Recent epidemiological data have shown that more than half of all new cases of type 1 diabetes occur in adults.

I wonder if the total number of new cases of type 1 diabetes is increasing or flat or decreasing? Does anyone know? (Sorry to hijack the thread for a second)

w/r/t your story @Jpennell20 - rings lots of bells for me as well. One of the wonderful things about these forums is that it’s a place where you can compare notes and work out some best practices. There have been a few threads on traveling and how best to do that as a T1D, for example. To call out a recent tip from @CarlosLuis , I am thinking about getting one of those elastic straps for my pump at night - thanks for introducing that to me.

Anyway, welcome and I hope you’ll find the forum as useful as I do.


Click on the profile picture / symbol in any posting. If I hover my mouse cursor over your profile photo in your posting, it shows the link Profile - bostrav59 - FUDiabetes


Hi Jonas, and welcome. The community here has a lot of very useful information. It’s been a great resource for me.

I was officially dx’d around your age (I was 48), but I had been having suspiciously high A1Cs (given my lifestyle) for a few years, so I was monitoring my C-peptide and antibody levels even before I reached the official “threshold” value. It’s possible your onset was sudden, but it might have been slow like mine and just not been tracked.

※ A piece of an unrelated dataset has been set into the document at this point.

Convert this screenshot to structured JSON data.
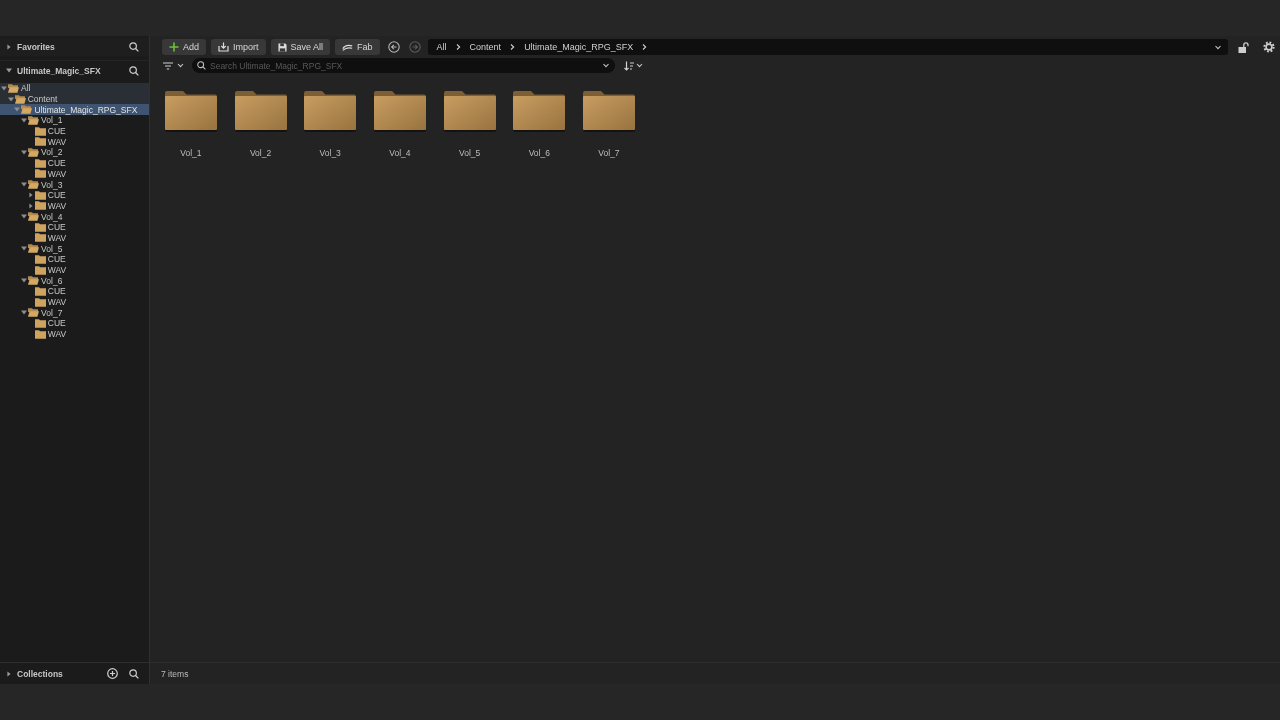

I also received very little counseling on the proper and safe use of insulin. When I was first given rapid insulin I got a few pens and a printout with a range of blood glucoses along with how many units I should use to correct for each one, given my estimated correction factor. That’s it–no discussion of prebolusing, carb counting, correcting lows or anything else. Amazing that people will dispense such a dangerous med without proper training. Sorry you had to have a similar experience.